Alumni Bookshelf

Helen Riess ’78 with Liz Neporent
The Empathy Effect: 7 Neuroscience-Based Keys for Transforming the Way We Live, Love, Work, and Connect Across Differences
(Sounds True, 2018)
Alan Alda provides the introduction to this volume by Helen Riess, MD, associate clinical professor of psychiatry at Harvard Medical School. The text draws from her internationally known empathy training curricula and offers methods of enhancing empathic behavior in individuals, as well as ways to recognize and reverse scapegoating tactics. The chapter “Leadership and the Politics of Empathy” explores the role that this emotion plays on the world stage, including in the 2016 U.S. presidential election.

Peter Blauner ’82
Sunrise Highway
(Minotaur Books, 2018)
Lourdes Robles, a young NYPD detective whom Kirkus Review calls “a savvy but impetuous, flawed woman bridling at the Alpha-male cop world,” is headed off on her own to solve a string of serial murders. But her sleuthing brings her back to a long ago brutal murder of a schoolgirl on Long Island, which launched the career of a now high-powered chief of police. Blauner, author of several bestsellers and a writer for shows such as Law & Order: SVU and Blue Bloods, has another page-turning crime thriller. The Washington Post says, “Peter Blauner has created one of the most memorable psychopaths since Hannibal Lecter.”

Susan Allison ’85
Poet Laureate of Middletown Proclaimed and Provoked
(Ibis Books, 2018)
“You’ve tamed me to your ways”

You’ve tamed me to your ways.
You have flame-licked thin my dying nerves.
This is where the divine comes in.
With guts enough to swear by death
To live it to the end,
Fighting for wild freedom.

(Published posthumously; reprinted with permission)

Dionisia Morales ’88
Homing Instincts
Oregon State University Press, 2018
This collection of essays raises questions familiar to anyone who has ever moved: Where do I belong? Can this new home be mine? What happens if I try to fit in? What do I give up and what do I gain? Morales, a native New Yorker now living in Oregon, writes from experience. Her 14 essays tackle everything from rock climbing to beekeeping, but always through the lens of what it means to call a place home.

 

 

Jeremy Arnold ’91
Turner Classic Movies: Christmas in the Movies; 30 Classics to Celebrate the Season
Running Press, 2018
Film historian and commentator Jeremy Arnold offers spirited commentary and behind-the-scenes stories on some December cinema favorites spanning eight decades, from Miracle on Main Street (1939) through Love Actually (2003), with The Apartment (1960) and Die Hard (1988) in the roster. The selected classics, which span genres, examine themes evoked during the holiday season and Arnold’s encyclopedic knowledge is on display in the production details and insider background he’s able to offer. To catch more of his insights, tune in to TCM in December.

Jason Dewees ’91; Photographs by Caitlin Atkinson
Designing with Palms
Timber Press, 2018
Dewees, horticulturist at Flora Grubb Gardens and at East West Trees, the leading wholesale source of palms in the United States, offers a comprehensive guide sharing the multitude of ways that palms can transform gardens and landscapes.
“Palms are the Cate Blanchetts and Denzel Washingtons of the plant world, distracting stars who are still powerful when stripped of their celebrity,” Dewees writes in his introduction, promising to “explain uses, characteristics, and cultural requirements of palms” in the following pages.
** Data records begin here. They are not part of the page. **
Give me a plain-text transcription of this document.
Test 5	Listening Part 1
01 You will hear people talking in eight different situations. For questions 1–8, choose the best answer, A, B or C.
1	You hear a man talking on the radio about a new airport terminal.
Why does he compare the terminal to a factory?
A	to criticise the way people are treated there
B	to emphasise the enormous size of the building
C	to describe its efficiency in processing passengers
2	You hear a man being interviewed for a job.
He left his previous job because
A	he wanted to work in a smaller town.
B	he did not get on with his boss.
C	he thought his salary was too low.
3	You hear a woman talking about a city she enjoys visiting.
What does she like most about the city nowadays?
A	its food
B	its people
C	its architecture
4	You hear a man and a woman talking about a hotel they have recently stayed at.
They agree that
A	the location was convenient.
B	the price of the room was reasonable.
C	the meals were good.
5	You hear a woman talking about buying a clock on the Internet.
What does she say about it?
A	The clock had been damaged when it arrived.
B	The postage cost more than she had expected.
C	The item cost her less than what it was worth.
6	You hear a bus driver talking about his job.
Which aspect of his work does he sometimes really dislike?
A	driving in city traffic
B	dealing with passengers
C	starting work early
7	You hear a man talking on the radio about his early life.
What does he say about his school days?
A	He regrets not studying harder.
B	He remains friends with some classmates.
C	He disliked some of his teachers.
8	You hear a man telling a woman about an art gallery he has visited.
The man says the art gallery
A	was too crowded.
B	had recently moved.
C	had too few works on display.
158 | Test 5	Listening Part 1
Edited by Nick Marx and Matt Sienkiewicz ’03
The Comedy Studies Reader
University of Texas Press, 2018
In this compilation of studies on comedy—classic articles, recent works, original essays—Sienkiewicz, a founding member of Wesleyan’s New Teen Force comedy group, and his coauthor have created “essential reading” for both scholars and comedians, wrote comedian Hari Kondabolu, executive producer of The Problem with Apu. In this volume, the editors—Sienkiewicz, professor of communication and international studies at Boston College, and Marx, also an academic—offer “an opportunity to consider comedy as both a theoretical concept and a commercial product, while illustrating the ways in which these things are inevitably intertwined.”